Musa nahm wieder das Wort: Sultanin, auch meine Knechte waren in dieser Zeit nicht müßig, ja noch glücklicher wie ich! Sie haben Mehemeds Fährte so rastlos verfolgt, bis sie ihn selbst erreichten. Eben da er über den Niger kam, denn er ist auch jenseit dieses Stromes gewesen, fingen sie ihn, und trafen mich auf der Reise hieher, da sie ihn zu mir brachten. Noch alle deine Kostbarkeiten fand ich auf seinen Kameelen, diese aber, gehören mir, wie du wohl einsiehst. Nichts veruntreue ich, doch das meinige lasse ich auch nicht gern fahren.

Behalte alles, rief Flore, ich bedarf dessen jetzt nicht, und kann ich einst Darkulla meiden, gebührt mir für das seinem Volke erwiesene Gute, auch nicht mit leerer Hand zu ziehn. Aber wo ist der betrügerische Mehemed?

Musa rief nach außerhalb, und zwei Neger brachten Perotti geführt. Hier, redete ihn Musa an, ist die Sultanin, sie wird die Strafe über dich verhängen.

Perotti blickte auf Floren, ließ einen Ausruf der Verwunderung hören, faßte sich aber schnell, und stimmte Frohlocken an. So hab ichs gewünscht, vorausgesehn, den Plan legte ich an, schrie er, und warf sich vor der Sultanin nieder.

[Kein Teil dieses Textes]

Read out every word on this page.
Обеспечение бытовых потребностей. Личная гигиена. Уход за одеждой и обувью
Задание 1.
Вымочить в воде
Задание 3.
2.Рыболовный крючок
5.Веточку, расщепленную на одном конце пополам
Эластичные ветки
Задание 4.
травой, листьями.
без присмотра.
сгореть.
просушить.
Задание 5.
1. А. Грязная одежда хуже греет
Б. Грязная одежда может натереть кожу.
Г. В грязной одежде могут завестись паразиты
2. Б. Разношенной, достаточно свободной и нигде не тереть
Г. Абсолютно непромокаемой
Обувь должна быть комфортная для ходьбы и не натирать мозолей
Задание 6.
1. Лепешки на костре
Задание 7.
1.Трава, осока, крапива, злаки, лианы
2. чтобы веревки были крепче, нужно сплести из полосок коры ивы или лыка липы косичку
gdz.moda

Sie war sehr befremdet über diese unverschämte Herzhaftigkeit, der Italiener ließ sich aber nicht irre machen, sondern fuhr fort: Bei deiner Liebenswürdigkeit mußte dir in Afrika hohes Glück lächeln, darum kauft ich dich nicht los. Dein Vermögen wollt’ ich dir bewahren, da es ja doch der Sklavenhändler genommen hätte; sieh so ein redlicher Mann bin ich! Auch ist kein Rubin, kein Smaragd abhänden gekommen, was willst du mehr? Daß mich des Musa Knechte festhielten, dafür konnt ich nicht, aber ich wollte eben nach Darkulla kommen, dir deine Schätze auszuhändigen, denn so gebot es meine Gewissenhaftigkeit. Du darfst sie dem Neger nur abnehmen, und kömmst zu deinem Eigenthum. Hast du je eine bewährtere Treue gefunden?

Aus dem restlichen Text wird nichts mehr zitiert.